Nostalgias del Mercado

Wanderlino Arrudo

Para sentir nostalgia del mercado viejo de la plaza Doctor Carlos hay que tener algo más de treinta años, aquella misma edad en que un jugador de fútbol ya anda queriendo dejarlo o ser dejado por el club.

La gente con menos de veinte años de Montes Claros o no lo conoció o no se recuerda bien del viejo caserón, que marcó tanto nuestra juventud, ya que era un sitio de paso obligatorio o de trabajo y de ganarse el pan.

Viejo, sucio, defectuoso, marcado por las huellas profundas del tiempo, no obstante, una construcción hecha con aire de suntuosidade, grandulona, Ilena de inmensas puertas y anchas ventanas, oscuras y claras al mismo tiempo, dependiendo del ángulo de observación.

Tan amplio y espacioso que abarcaba toda la plaza entre las calles Rua Barbosa y Coronel Antonio de los Ángeles y entre la San Francisco y la Doctor Carlos, donde hoy queda el cementón.

Celador de la vida agitada, en el mercado comenzaba el barullo ya de madrugada, a partir de las cinco, cuando los caballos, los burros, las bestias y los mulos de carga cogiendo fuerzas eran amarrados en los árboles, en las argollas y en los postes destinados a ellos por la alcaldía.

La sacos de cuero, las bolsas y las cestas eran cargados con calma para los laterales del lado de fuera y de dentro, cada uno creyéndose dueño del lugar, por ser ya tradicional o por haber Ilegado primeiro. Fila no existía, cuando mucho más una hilena en el suelo, formando montoncitos de fruta maxixe, de panas, de pequis, saquitos de frijoles andú, de frijoles en rama, de arroz con cáscara, de remedios, os montones de raíces de mandioca, de papas, de melones, de calabazas, de puerco o moranga. Era un colorido que daba gusto, donde no faltaban las naranjas, los bacuparis, las mandarinas, limones maduros y verdes, la pimienta de olor.

Había también barracas de lona, con mesas toscas y rudimentarias donde eran vendidas las tajadas de requesón y dulce de toronja, pedazos de queso y raspadura.
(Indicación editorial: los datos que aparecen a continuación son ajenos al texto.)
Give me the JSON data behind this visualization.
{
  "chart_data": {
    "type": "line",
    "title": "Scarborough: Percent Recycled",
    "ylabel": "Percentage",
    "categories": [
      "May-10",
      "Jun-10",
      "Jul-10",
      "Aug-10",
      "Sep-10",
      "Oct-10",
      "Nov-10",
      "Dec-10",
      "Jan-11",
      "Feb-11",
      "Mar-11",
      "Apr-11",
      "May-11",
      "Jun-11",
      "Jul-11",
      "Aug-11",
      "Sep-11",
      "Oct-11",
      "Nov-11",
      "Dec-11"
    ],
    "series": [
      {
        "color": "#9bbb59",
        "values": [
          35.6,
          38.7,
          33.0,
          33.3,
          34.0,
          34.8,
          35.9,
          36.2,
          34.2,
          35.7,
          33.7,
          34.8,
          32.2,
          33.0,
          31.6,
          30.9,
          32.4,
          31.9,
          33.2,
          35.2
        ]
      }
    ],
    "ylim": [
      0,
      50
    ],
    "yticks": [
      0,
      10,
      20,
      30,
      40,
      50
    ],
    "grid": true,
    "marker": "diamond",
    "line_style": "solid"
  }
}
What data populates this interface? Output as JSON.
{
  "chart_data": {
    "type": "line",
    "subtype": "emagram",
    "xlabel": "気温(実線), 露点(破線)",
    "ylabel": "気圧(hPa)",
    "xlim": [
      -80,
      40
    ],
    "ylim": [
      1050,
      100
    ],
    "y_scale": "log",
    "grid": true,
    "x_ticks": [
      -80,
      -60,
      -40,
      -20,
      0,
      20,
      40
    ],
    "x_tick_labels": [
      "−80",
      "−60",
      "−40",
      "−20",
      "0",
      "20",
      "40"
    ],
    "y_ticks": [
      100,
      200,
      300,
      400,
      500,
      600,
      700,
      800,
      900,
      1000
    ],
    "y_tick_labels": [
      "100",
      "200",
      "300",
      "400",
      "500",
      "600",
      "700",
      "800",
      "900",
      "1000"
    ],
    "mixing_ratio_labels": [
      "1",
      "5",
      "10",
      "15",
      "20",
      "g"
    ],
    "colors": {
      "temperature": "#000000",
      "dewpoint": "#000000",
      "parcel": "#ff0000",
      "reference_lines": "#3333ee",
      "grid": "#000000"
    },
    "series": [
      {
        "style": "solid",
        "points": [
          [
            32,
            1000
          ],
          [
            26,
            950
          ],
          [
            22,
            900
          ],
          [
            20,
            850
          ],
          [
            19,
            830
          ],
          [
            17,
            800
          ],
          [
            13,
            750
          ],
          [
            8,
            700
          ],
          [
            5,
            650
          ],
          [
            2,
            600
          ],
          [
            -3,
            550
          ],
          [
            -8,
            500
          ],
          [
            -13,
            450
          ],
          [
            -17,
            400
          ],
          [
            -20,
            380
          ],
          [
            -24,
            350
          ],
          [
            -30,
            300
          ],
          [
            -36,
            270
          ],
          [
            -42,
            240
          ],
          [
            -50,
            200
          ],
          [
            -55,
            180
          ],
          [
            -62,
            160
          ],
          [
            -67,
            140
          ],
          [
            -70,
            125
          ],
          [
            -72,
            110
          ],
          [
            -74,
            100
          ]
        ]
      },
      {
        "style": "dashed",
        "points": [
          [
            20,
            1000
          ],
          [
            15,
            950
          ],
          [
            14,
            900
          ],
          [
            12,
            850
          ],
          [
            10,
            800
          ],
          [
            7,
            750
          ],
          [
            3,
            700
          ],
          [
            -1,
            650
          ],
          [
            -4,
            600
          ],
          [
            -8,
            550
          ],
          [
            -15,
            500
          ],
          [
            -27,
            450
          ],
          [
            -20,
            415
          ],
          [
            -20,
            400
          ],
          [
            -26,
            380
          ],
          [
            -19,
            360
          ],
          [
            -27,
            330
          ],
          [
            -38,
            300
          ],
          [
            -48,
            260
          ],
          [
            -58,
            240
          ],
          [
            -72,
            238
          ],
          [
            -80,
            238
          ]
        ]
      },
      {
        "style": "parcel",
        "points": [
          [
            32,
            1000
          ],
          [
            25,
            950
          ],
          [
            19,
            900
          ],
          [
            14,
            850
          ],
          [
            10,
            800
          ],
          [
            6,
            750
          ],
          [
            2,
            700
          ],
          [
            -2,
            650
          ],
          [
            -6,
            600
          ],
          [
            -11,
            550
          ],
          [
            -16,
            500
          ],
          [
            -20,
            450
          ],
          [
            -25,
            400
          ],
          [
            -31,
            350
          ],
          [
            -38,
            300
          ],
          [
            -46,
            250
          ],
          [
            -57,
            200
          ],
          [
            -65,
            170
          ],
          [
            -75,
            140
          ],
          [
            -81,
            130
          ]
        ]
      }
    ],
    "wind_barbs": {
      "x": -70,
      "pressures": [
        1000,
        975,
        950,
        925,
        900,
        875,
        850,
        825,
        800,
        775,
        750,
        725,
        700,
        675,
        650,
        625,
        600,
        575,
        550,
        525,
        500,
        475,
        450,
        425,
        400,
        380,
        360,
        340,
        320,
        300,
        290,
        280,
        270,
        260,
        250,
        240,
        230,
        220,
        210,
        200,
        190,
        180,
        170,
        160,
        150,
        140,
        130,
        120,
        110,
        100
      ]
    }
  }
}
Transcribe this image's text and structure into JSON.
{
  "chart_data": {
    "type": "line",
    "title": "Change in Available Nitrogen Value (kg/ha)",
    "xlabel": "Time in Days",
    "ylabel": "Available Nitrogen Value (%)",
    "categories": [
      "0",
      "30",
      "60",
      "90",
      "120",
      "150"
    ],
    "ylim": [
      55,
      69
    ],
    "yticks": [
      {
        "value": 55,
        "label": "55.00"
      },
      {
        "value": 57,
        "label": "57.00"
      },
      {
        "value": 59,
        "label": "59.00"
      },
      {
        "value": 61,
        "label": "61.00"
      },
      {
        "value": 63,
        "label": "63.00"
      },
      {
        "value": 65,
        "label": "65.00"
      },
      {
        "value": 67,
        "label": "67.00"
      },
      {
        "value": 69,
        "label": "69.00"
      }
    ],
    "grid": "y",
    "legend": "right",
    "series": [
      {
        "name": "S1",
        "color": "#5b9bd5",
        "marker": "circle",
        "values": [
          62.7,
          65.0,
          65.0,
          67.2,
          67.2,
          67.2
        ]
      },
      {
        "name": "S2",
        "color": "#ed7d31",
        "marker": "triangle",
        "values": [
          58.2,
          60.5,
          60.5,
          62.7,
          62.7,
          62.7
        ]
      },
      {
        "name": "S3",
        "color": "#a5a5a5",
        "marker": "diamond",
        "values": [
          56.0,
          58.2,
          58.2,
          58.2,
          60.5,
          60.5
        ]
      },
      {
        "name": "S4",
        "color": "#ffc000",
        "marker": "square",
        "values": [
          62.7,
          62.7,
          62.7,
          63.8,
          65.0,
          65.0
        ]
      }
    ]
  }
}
Habitualmente, había también un jarrón de barro con vasos hechos de latas y hojas de flandres para vender refresco de morenita con bicarbonato, coloridas y transparentes de hacer la boca agua. Para que no se calentasen las botellas y los litros eran colocados siempre en la sombra, así como los vasos de cristal, sumergidos en una palangana de aluminio Ilena de agua. Cuando el cliente quería beber, el vendedor sacaba el vaso del agua, lo sacudía para escurrirlo y echaba el bicarbonato con una cucharita. Para verter el refresco, levantaba bien la vasija, haciendo una linda espuma.
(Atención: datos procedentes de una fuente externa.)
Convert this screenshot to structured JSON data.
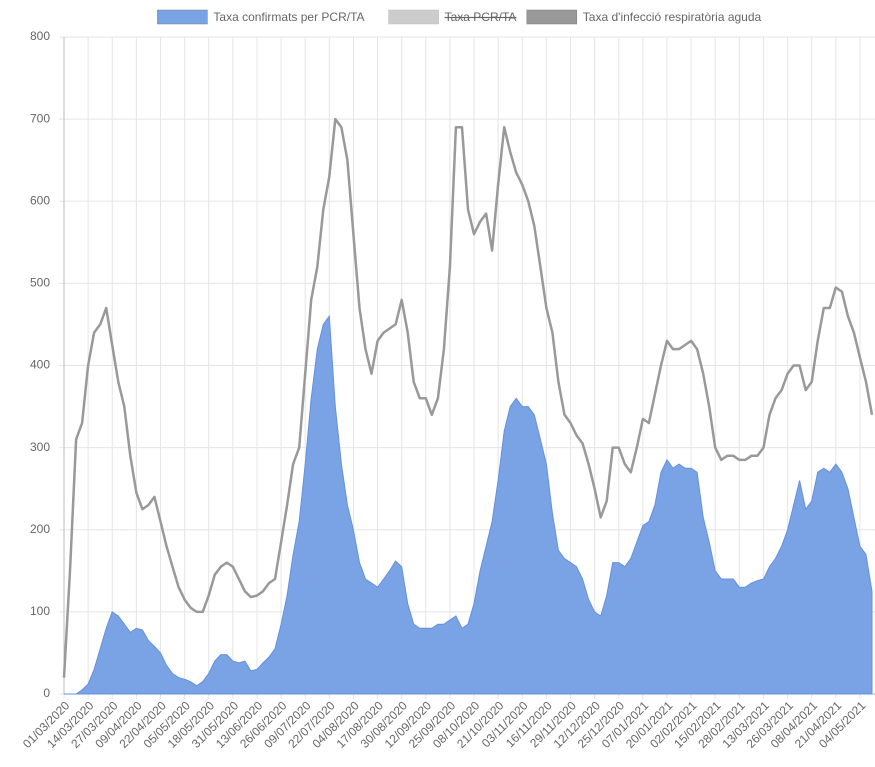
{
  "chart_data": {
    "type": "area-line",
    "categories": [
      "01/03/2020",
      null,
      null,
      null,
      "14/03/2020",
      null,
      null,
      null,
      "27/03/2020",
      null,
      null,
      null,
      "09/04/2020",
      null,
      null,
      null,
      "22/04/2020",
      null,
      null,
      null,
      "05/05/2020",
      null,
      null,
      null,
      "18/05/2020",
      null,
      null,
      null,
      "31/05/2020",
      null,
      null,
      null,
      "13/06/2020",
      null,
      null,
      null,
      "26/06/2020",
      null,
      null,
      null,
      "09/07/2020",
      null,
      null,
      null,
      "22/07/2020",
      null,
      null,
      null,
      "04/08/2020",
      null,
      null,
      null,
      "17/08/2020",
      null,
      null,
      null,
      "30/08/2020",
      null,
      null,
      null,
      "12/09/2020",
      null,
      null,
      null,
      "25/09/2020",
      null,
      null,
      null,
      "08/10/2020",
      null,
      null,
      null,
      "21/10/2020",
      null,
      null,
      null,
      "03/11/2020",
      null,
      null,
      null,
      "16/11/2020",
      null,
      null,
      null,
      "29/11/2020",
      null,
      null,
      null,
      "12/12/2020",
      null,
      null,
      null,
      "25/12/2020",
      null,
      null,
      null,
      "07/01/2021",
      null,
      null,
      null,
      "20/01/2021",
      null,
      null,
      null,
      "02/02/2021",
      null,
      null,
      null,
      "15/02/2021",
      null,
      null,
      null,
      "28/02/2021",
      null,
      null,
      null,
      "13/03/2021",
      null,
      null,
      null,
      "26/03/2021",
      null,
      null,
      null,
      "08/04/2021",
      null,
      null,
      null,
      "21/04/2021",
      null,
      null,
      null,
      "04/05/2021",
      null,
      null
    ],
    "series": [
      {
        "name": "Taxa confirmats per PCR/TA",
        "color": "#7aa3e5",
        "kind": "area",
        "values": [
          0,
          0,
          0,
          5,
          12,
          30,
          55,
          80,
          100,
          95,
          85,
          75,
          80,
          78,
          65,
          58,
          50,
          35,
          25,
          20,
          18,
          15,
          10,
          15,
          25,
          40,
          48,
          48,
          40,
          38,
          40,
          28,
          30,
          38,
          45,
          55,
          85,
          120,
          170,
          210,
          280,
          360,
          420,
          450,
          460,
          350,
          280,
          230,
          200,
          160,
          140,
          135,
          130,
          140,
          150,
          162,
          155,
          110,
          85,
          80,
          80,
          80,
          85,
          85,
          90,
          95,
          80,
          85,
          110,
          150,
          180,
          210,
          260,
          320,
          350,
          360,
          350,
          350,
          340,
          310,
          280,
          220,
          175,
          165,
          160,
          155,
          140,
          115,
          100,
          95,
          120,
          160,
          160,
          155,
          165,
          185,
          205,
          210,
          230,
          270,
          285,
          275,
          280,
          275,
          275,
          270,
          215,
          185,
          150,
          140,
          140,
          140,
          130,
          130,
          135,
          138,
          140,
          155,
          165,
          180,
          200,
          230,
          260,
          225,
          235,
          270,
          275,
          270,
          280,
          270,
          250,
          215,
          180,
          170,
          125
        ]
      },
      {
        "name": "Taxa PCR/TA",
        "color": "#cccccc",
        "hidden": true
      },
      {
        "name": "Taxa d'infecció respiratòria aguda",
        "color": "#999999",
        "kind": "line",
        "values": [
          20,
          150,
          310,
          330,
          400,
          440,
          450,
          470,
          425,
          380,
          350,
          290,
          245,
          225,
          230,
          240,
          210,
          180,
          155,
          130,
          115,
          105,
          100,
          100,
          120,
          145,
          155,
          160,
          155,
          140,
          125,
          118,
          120,
          125,
          135,
          140,
          185,
          230,
          280,
          300,
          390,
          480,
          520,
          590,
          630,
          700,
          690,
          650,
          560,
          470,
          420,
          390,
          430,
          440,
          445,
          450,
          480,
          440,
          380,
          360,
          360,
          340,
          360,
          420,
          520,
          690,
          690,
          590,
          560,
          575,
          585,
          540,
          620,
          690,
          660,
          635,
          620,
          600,
          570,
          520,
          470,
          440,
          380,
          340,
          330,
          315,
          305,
          280,
          250,
          215,
          235,
          300,
          300,
          280,
          270,
          300,
          335,
          330,
          365,
          400,
          430,
          420,
          420,
          425,
          430,
          420,
          390,
          350,
          300,
          285,
          290,
          290,
          285,
          285,
          290,
          290,
          300,
          340,
          360,
          370,
          390,
          400,
          400,
          370,
          380,
          430,
          470,
          470,
          495,
          490,
          460,
          440,
          410,
          380,
          340
        ]
      }
    ],
    "ylim": [
      0,
      800
    ],
    "yticks": [
      0,
      100,
      200,
      300,
      400,
      500,
      600,
      700,
      800
    ],
    "grid": true,
    "legend": "top"
  }
}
Del lado interior, principalmente en las puertas de las calles Coronel Antonio de los Ángeles y de Rui Barbosa, se encontraban los vendedores de carne, con tendederas y mesas grasientas, Ilenas de tiras de tocino, de tripas, de cebo y de vísceras. La carne salada y las más frescas eran colgadas en ganchos como lo más natural de la muestra. En el piso, aquellos huesos grandotes, las cabezas, las espaldas, las patas sin cascos, los rabos, los menudos rojos oscuros. Lindos de verdad eran los pedazos de bucho blanquitos, bien limpios, Ilamativos al lado de la carnes de puerco y de los vasos. De vez en cuando había una oferta de caza, una cotia, un cuarto de venado, un tatú, un sabalé o una codorniz.

El pescado estaba casi siempre separado para no mezclar los olores, siendo los más bonitos los dorados y las pencas de lambarís normalmente ya secos y salados.
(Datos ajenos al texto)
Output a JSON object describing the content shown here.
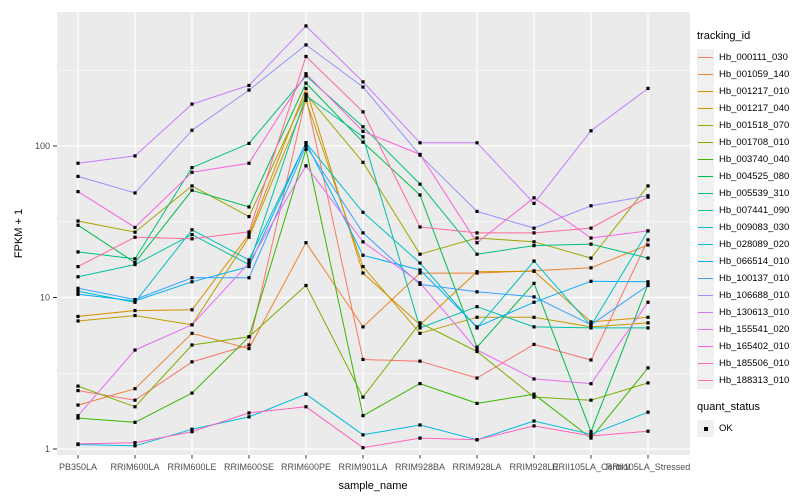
{
  "figure": {
    "panel_background": "#EBEBEB",
    "gridline_color": "#FFFFFF",
    "tick_label_color": "#4D4D4D",
    "tick_mark_color": "#333333",
    "point_color": "#000000"
  },
  "chart_data": {
    "type": "line",
    "xlabel": "sample_name",
    "ylabel": "FPKM + 1",
    "y_scale": "log10",
    "y_ticks": [
      1,
      10,
      100
    ],
    "ylim": [
      0.9,
      700
    ],
    "grid": "major+minor",
    "legend_position": "right",
    "point_shape": "filled-black-square",
    "categories": [
      "PB350LA",
      "RRIM600LA",
      "RRIM600LE",
      "RRIM600SE",
      "RRIM600PE",
      "RRIM901LA",
      "RRIM928BA",
      "RRIM928LA",
      "RRIM928LE",
      "RRII105LA_Control",
      "RRII105LA_Stressed"
    ],
    "legend": {
      "tracking_title": "tracking_id",
      "quant_title": "quant_status",
      "quant_value": "OK"
    },
    "series": [
      {
        "name": "Hb_000111_030",
        "color": "#F8766D",
        "values": [
          2.43,
          2.1,
          3.76,
          4.86,
          210,
          3.9,
          3.8,
          2.94,
          4.9,
          3.87,
          24
        ]
      },
      {
        "name": "Hb_001059_140",
        "color": "#EA8331",
        "values": [
          1.95,
          2.5,
          5.8,
          4.6,
          23,
          6.4,
          14.5,
          14.5,
          15,
          15.7,
          22.2
        ]
      },
      {
        "name": "Hb_001217_010",
        "color": "#D89000",
        "values": [
          7.5,
          8.2,
          8.3,
          26,
          240,
          14.5,
          6.6,
          14.8,
          14.9,
          6.9,
          7.4
        ]
      },
      {
        "name": "Hb_001217_040",
        "color": "#C09B00",
        "values": [
          7.0,
          7.6,
          6.6,
          25,
          200,
          16,
          5.8,
          7.4,
          7.4,
          6.4,
          6.8
        ]
      },
      {
        "name": "Hb_001518_070",
        "color": "#A3A500",
        "values": [
          32,
          27,
          54.5,
          34.2,
          220,
          78,
          19.3,
          24.7,
          23.3,
          18.2,
          54.5
        ]
      },
      {
        "name": "Hb_001708_010",
        "color": "#7CAE00",
        "values": [
          2.6,
          1.9,
          4.86,
          5.5,
          12,
          2.2,
          6.8,
          4.4,
          2.2,
          2.1,
          2.73
        ]
      },
      {
        "name": "Hb_003740_040",
        "color": "#39B600",
        "values": [
          1.6,
          1.5,
          2.34,
          5.5,
          95,
          1.66,
          2.7,
          2.0,
          2.3,
          1.18,
          3.43
        ]
      },
      {
        "name": "Hb_004525_080",
        "color": "#00BB4E",
        "values": [
          30,
          17,
          51,
          39.6,
          260,
          106,
          47.5,
          4.7,
          12.4,
          1.3,
          12.2
        ]
      },
      {
        "name": "Hb_005539_310",
        "color": "#00BF7D",
        "values": [
          20,
          18,
          72,
          104,
          290,
          134,
          56,
          19.3,
          22,
          22.5,
          18.2
        ]
      },
      {
        "name": "Hb_007441_090",
        "color": "#00C1A3",
        "values": [
          13.7,
          16.5,
          26,
          16.5,
          215,
          115,
          6.3,
          8.7,
          6.4,
          6.3,
          6.3
        ]
      },
      {
        "name": "Hb_009083_030",
        "color": "#00BFC4",
        "values": [
          11,
          9.3,
          28,
          17.7,
          105,
          36.5,
          16.9,
          6.3,
          17.4,
          6.5,
          27.5
        ]
      },
      {
        "name": "Hb_028089_020",
        "color": "#00BAE0",
        "values": [
          1.07,
          1.05,
          1.35,
          1.63,
          2.3,
          1.24,
          1.44,
          1.15,
          1.53,
          1.25,
          1.75
        ]
      },
      {
        "name": "Hb_066514_010",
        "color": "#00B0F6",
        "values": [
          10.5,
          9.5,
          12.7,
          16,
          105,
          19,
          15.2,
          6.4,
          9.3,
          12.8,
          12.7
        ]
      },
      {
        "name": "Hb_100137_010",
        "color": "#35A2FF",
        "values": [
          11.5,
          9.7,
          13.5,
          13.5,
          100,
          26.7,
          12.2,
          10.9,
          10.1,
          6.6,
          12
        ]
      },
      {
        "name": "Hb_106688_010",
        "color": "#9590FF",
        "values": [
          63,
          49,
          127,
          234,
          465,
          245,
          87,
          37,
          28.7,
          40.3,
          47
        ]
      },
      {
        "name": "Hb_130613_010",
        "color": "#C77CFF",
        "values": [
          77,
          86,
          189,
          251,
          620,
          265,
          105,
          105,
          41.8,
          126,
          240
        ]
      },
      {
        "name": "Hb_155541_020",
        "color": "#E76BF3",
        "values": [
          1.66,
          4.5,
          6.6,
          16.9,
          74,
          23.3,
          12.5,
          4.5,
          2.9,
          2.7,
          9.3
        ]
      },
      {
        "name": "Hb_165402_010",
        "color": "#FA62DB",
        "values": [
          50,
          29,
          67,
          77,
          300,
          125,
          88,
          23,
          45.5,
          24.7,
          27.5
        ]
      },
      {
        "name": "Hb_185506_010",
        "color": "#FF62BC",
        "values": [
          1.08,
          1.1,
          1.3,
          1.73,
          1.9,
          1.02,
          1.18,
          1.15,
          1.42,
          1.22,
          1.31
        ]
      },
      {
        "name": "Hb_188313_010",
        "color": "#FF6A98",
        "values": [
          16,
          25,
          24.4,
          27.1,
          390,
          168,
          29.2,
          26.7,
          26.7,
          28.7,
          46
        ]
      }
    ]
  }
}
No obstante, lo más interesante era el paisaje humano, gentes de todos los tipos, en un ir y venir digno de admiración, casi siempre en un interminable regateo. Había también muchos barcitos donde el aguardiente corría a ríos, pura o mezclada con remedios u hojas para darle una coloración más agradable. Me recuerdo, con nostalgia, de los quioscos de Jonas Almeida y de Tiano, al parecer los más movidos, donde los clientes eran atendidos con mayor cordialidad y donde podían dejar los tarecos mientras hacían un recorrido para encontrarse con los vecinos, amigos y conocidos, o simplesmente, para darle una ojeada al entorno.

Todo era muy familiar como en una gran de parientes, donde el barullo y la algazara convivían con la prisa de las amas de casa que compraban las verduras poco antes del almuerzo.

¿Será qu evale la pena buscar el rastro de la nostalgia?